Description: Does your robot crush objects with its hulkishly strong grip? Give your robotic hand or claw a better sense of touch with the Robotic Finger Sensor.

The Robotic Finger Sensor (RFS) uses a unique combination of infrared distance sensing, optical encapsulant and data filtering to detect extremely light touches. Additionally, the silicon covering is squishy, giving the sensor increased grip (friction) and a qualitative sense of force; the sensor can’t output a quantitative number like 2.7 lbs of force, but it does output an increasing IR value indicating additional compression of the encapsulant.

How does it work? In short, IR light from the VCNL4040 distance sensor dramatically scatters when an object like a white coffee cup or human skin comes in contact with the face of the sensor. The example firmware demonstrates how to capture this signal and turn it into ‘Touch’ and ‘Release’ events.

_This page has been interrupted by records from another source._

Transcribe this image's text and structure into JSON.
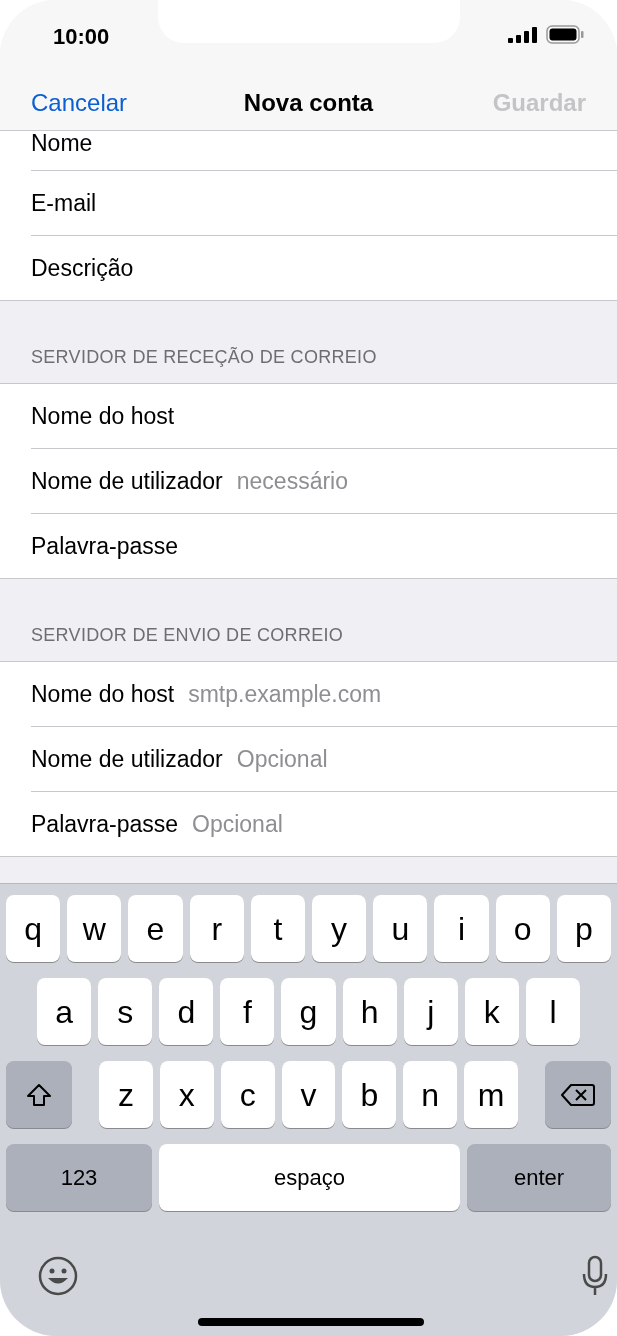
{
  "status_bar": {
    "time": "10:00"
  },
  "nav_bar": {
    "cancel": "Cancelar",
    "title": "Nova conta",
    "save": {
      "label": "Guardar",
      "disabled": true
    }
  },
  "sections": [
    {
      "rows": [
        {
          "label": "Nome",
          "clipped": true
        },
        {
          "label": "E-mail"
        },
        {
          "label": "Descrição"
        }
      ]
    },
    {
      "header": "SERVIDOR DE RECEÇÃO DE CORREIO",
      "rows": [
        {
          "label": "Nome do host"
        },
        {
          "label": "Nome de utilizador",
          "placeholder": "necessário"
        },
        {
          "label": "Palavra-passe"
        }
      ]
    },
    {
      "header": "SERVIDOR DE ENVIO DE CORREIO",
      "rows": [
        {
          "label": "Nome do host",
          "placeholder": "smtp.example.com"
        },
        {
          "label": "Nome de utilizador",
          "placeholder": "Opcional"
        },
        {
          "label": "Palavra-passe",
          "placeholder": "Opcional"
        }
      ]
    }
  ],
  "keyboard": {
    "rows": [
      {
        "keys": [
          {
            "kind": "letter",
            "label": "q"
          },
          {
            "kind": "letter",
            "label": "w"
          },
          {
            "kind": "letter",
            "label": "e"
          },
          {
            "kind": "letter",
            "label": "r"
          },
          {
            "kind": "letter",
            "label": "t"
          },
          {
            "kind": "letter",
            "label": "y"
          },
          {
            "kind": "letter",
            "label": "u"
          },
          {
            "kind": "letter",
            "label": "i"
          },
          {
            "kind": "letter",
            "label": "o"
          },
          {
            "kind": "letter",
            "label": "p"
          }
        ]
      },
      {
        "keys": [
          {
            "kind": "letter",
            "label": "a"
          },
          {
            "kind": "letter",
            "label": "s"
          },
          {
            "kind": "letter",
            "label": "d"
          },
          {
            "kind": "letter",
            "label": "f"
          },
          {
            "kind": "letter",
            "label": "g"
          },
          {
            "kind": "letter",
            "label": "h"
          },
          {
            "kind": "letter",
            "label": "j"
          },
          {
            "kind": "letter",
            "label": "k"
          },
          {
            "kind": "letter",
            "label": "l"
          }
        ]
      },
      {
        "keys": [
          {
            "kind": "shift"
          },
          {
            "kind": "letter",
            "label": "z"
          },
          {
            "kind": "letter",
            "label": "x"
          },
          {
            "kind": "letter",
            "label": "c"
          },
          {
            "kind": "letter",
            "label": "v"
          },
          {
            "kind": "letter",
            "label": "b"
          },
          {
            "kind": "letter",
            "label": "n"
          },
          {
            "kind": "letter",
            "label": "m"
          },
          {
            "kind": "backspace"
          }
        ]
      },
      {
        "keys": [
          {
            "kind": "mode",
            "label": "123"
          },
          {
            "kind": "space",
            "label": "espaço"
          },
          {
            "kind": "return",
            "label": "enter"
          }
        ]
      }
    ]
  }
}
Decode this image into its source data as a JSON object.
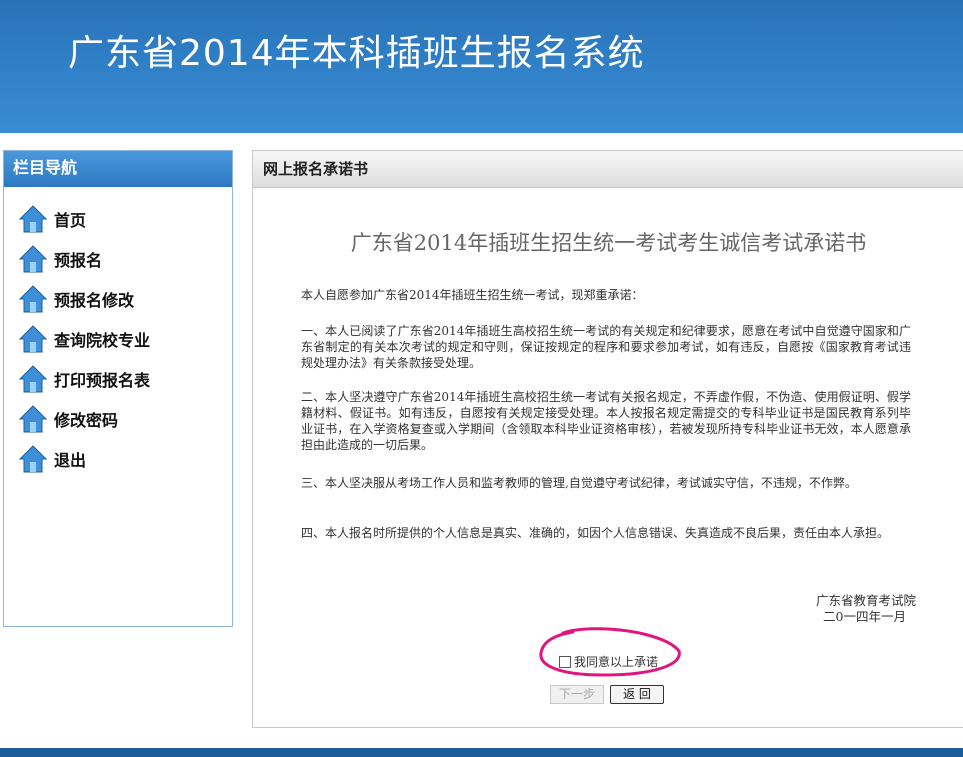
{
  "header": {
    "title": "广东省2014年本科插班生报名系统"
  },
  "sidebar": {
    "title": "栏目导航",
    "items": [
      {
        "label": "首页"
      },
      {
        "label": "预报名"
      },
      {
        "label": "预报名修改"
      },
      {
        "label": "查询院校专业"
      },
      {
        "label": "打印预报名表"
      },
      {
        "label": "修改密码"
      },
      {
        "label": "退出"
      }
    ]
  },
  "content": {
    "header": "网上报名承诺书",
    "title": "广东省2014年插班生招生统一考试考生诚信考试承诺书",
    "intro": "本人自愿参加广东省2014年插班生招生统一考试，现郑重承诺：",
    "paragraphs": [
      "一、本人已阅读了广东省2014年插班生高校招生统一考试的有关规定和纪律要求，愿意在考试中自觉遵守国家和广东省制定的有关本次考试的规定和守则，保证按规定的程序和要求参加考试，如有违反，自愿按《国家教育考试违规处理办法》有关条款接受处理。",
      "二、本人坚决遵守广东省2014年插班生高校招生统一考试有关报名规定，不弄虚作假，不伪造、使用假证明、假学籍材料、假证书。如有违反，自愿按有关规定接受处理。本人按报名规定需提交的专科毕业证书是国民教育系列毕业证书，在入学资格复查或入学期间（含领取本科毕业证资格审核），若被发现所持专科毕业证书无效，本人愿意承担由此造成的一切后果。",
      "三、本人坚决服从考场工作人员和监考教师的管理,自觉遵守考试纪律，考试诚实守信，不违规，不作弊。",
      "四、本人报名时所提供的个人信息是真实、准确的，如因个人信息错误、失真造成不良后果，责任由本人承担。"
    ],
    "signer": "广东省教育考试院",
    "date": "二0一四年一月",
    "agree_label": "我同意以上承诺",
    "next_button": "下一步",
    "back_button": "返 回"
  },
  "colors": {
    "header_blue": "#2f7fc6",
    "annotation_magenta": "#e0157f"
  },
  "icons": {
    "nav_icon": "house-icon"
  }
}
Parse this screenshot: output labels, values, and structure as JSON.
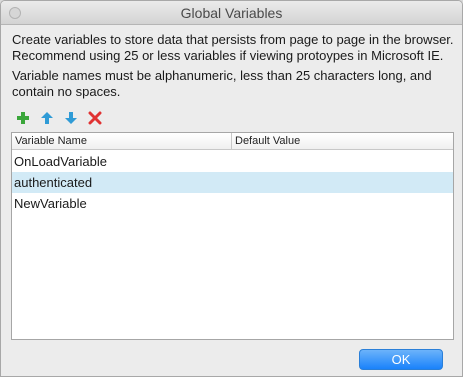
{
  "window": {
    "title": "Global Variables"
  },
  "description": {
    "line1": "Create variables to store data that persists from page to page in the browser. Recommend using 25 or less variables if viewing protoypes in Microsoft IE.",
    "line2": "Variable names must be alphanumeric, less than 25 characters long, and contain no spaces."
  },
  "toolbar": {
    "add_icon": "plus-icon",
    "move_up_icon": "arrow-up-icon",
    "move_down_icon": "arrow-down-icon",
    "delete_icon": "x-icon",
    "colors": {
      "add": "#3aa63a",
      "move": "#2f9bd6",
      "delete": "#e03232"
    }
  },
  "table": {
    "columns": [
      "Variable Name",
      "Default Value"
    ],
    "rows": [
      {
        "name": "OnLoadVariable",
        "default": "",
        "selected": false
      },
      {
        "name": "authenticated",
        "default": "",
        "selected": true
      },
      {
        "name": "NewVariable",
        "default": "",
        "selected": false
      }
    ],
    "selected_color": "#d2eaf6"
  },
  "buttons": {
    "ok_label": "OK",
    "accent": "#1a82fb"
  }
}
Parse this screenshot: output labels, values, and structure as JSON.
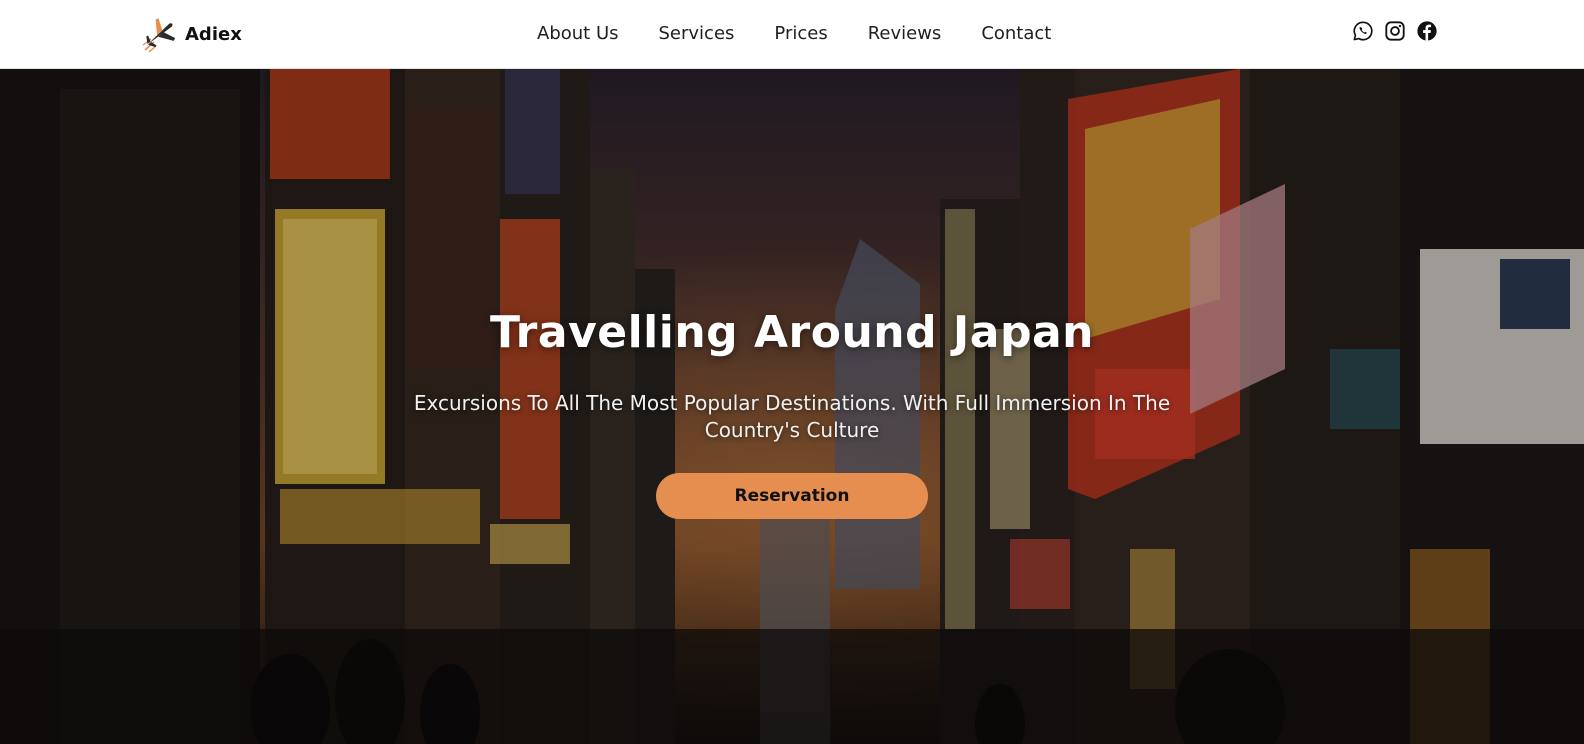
{
  "brand": {
    "name": "Adiex",
    "logo_icon": "airplane-icon",
    "logo_accent": "#e68e4f"
  },
  "nav": {
    "items": [
      {
        "label": "About Us"
      },
      {
        "label": "Services"
      },
      {
        "label": "Prices"
      },
      {
        "label": "Reviews"
      },
      {
        "label": "Contact"
      }
    ]
  },
  "socials": {
    "icons": [
      "whatsapp-icon",
      "instagram-icon",
      "facebook-icon"
    ]
  },
  "hero": {
    "title": "Travelling Around Japan",
    "subtitle": "Excursions To All The Most Popular Destinations. With Full Immersion In The Country's Culture",
    "button_label": "Reservation",
    "button_color": "#e68e4f",
    "background": "night-street-japan-image"
  }
}
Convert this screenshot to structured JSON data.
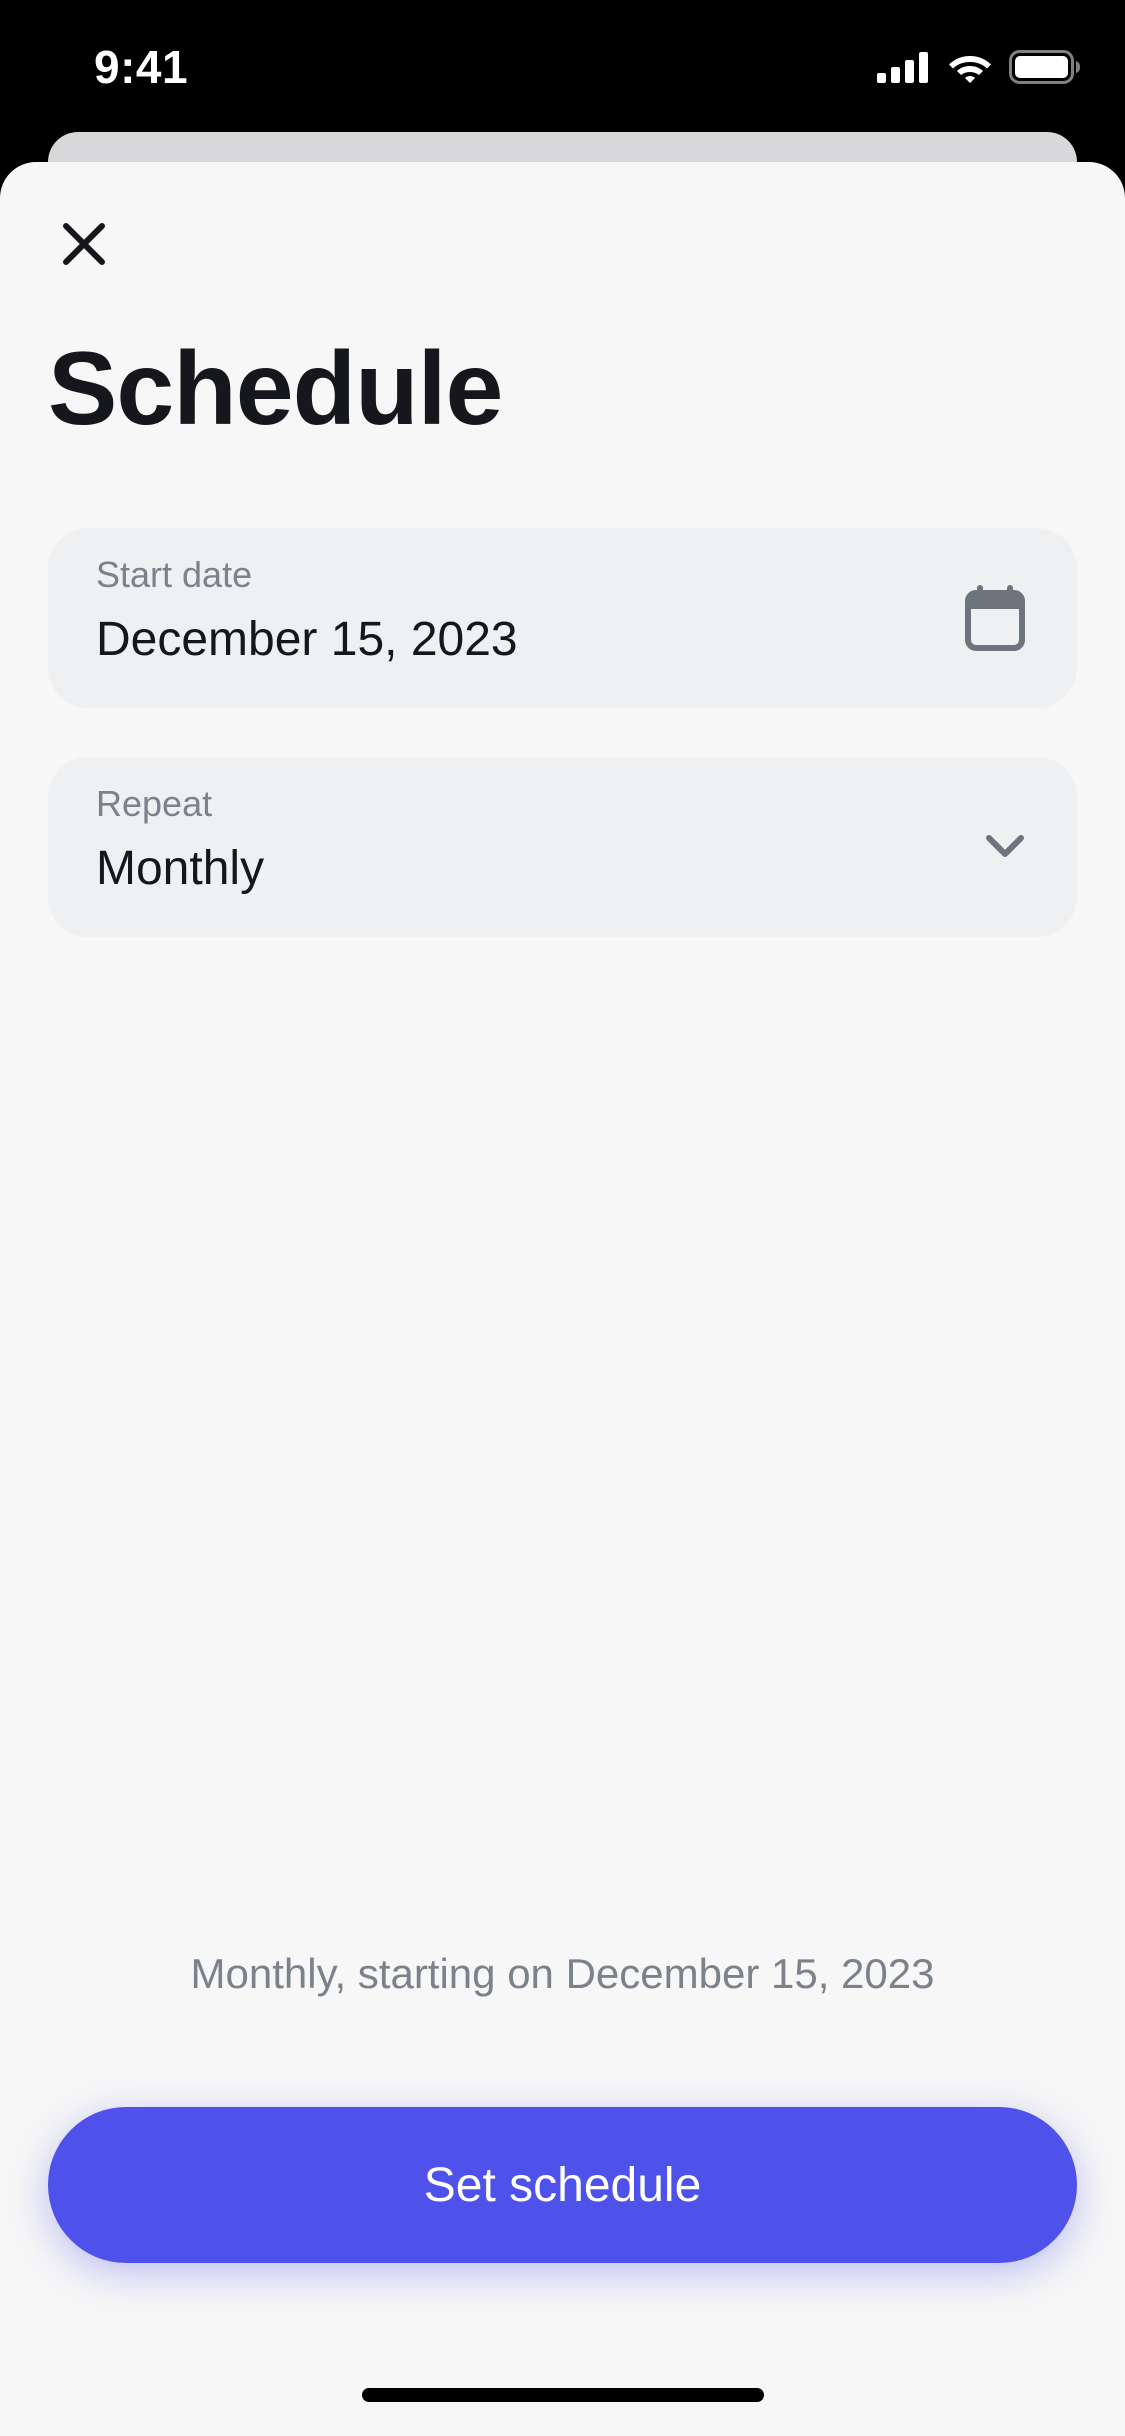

The RFS requires 3.3V and communicates over I2C. It includes an 8″ cable that is terminated in bare wires (it’s our 4-Pin JST product). These wires are 28AWG and too thin to reliably plug into a breadboard. We know this stinks, and we’re working on getting a better cable. For the time being, we recommend terminating the wires with thicker jumpers or your own 22AWG wire. The board has two small 2-56 screw holes for mounting. Hot glue also works well.

This is a collaboration with Professor Nikolaus Correll at CU Boulder. A portion of this sale is given back to Dr. Correll’s lab for the continued development of innovative robotic components.

The Robotic Finger Sensor is the first piece of autonomous robotic control. To see what’s possible when you couple vision systems with touch capability, have a look at full-stack autonomous manipulation using this sensor with ROS. CU is working on an impressive robotic perception stack to make this easier for the beginner.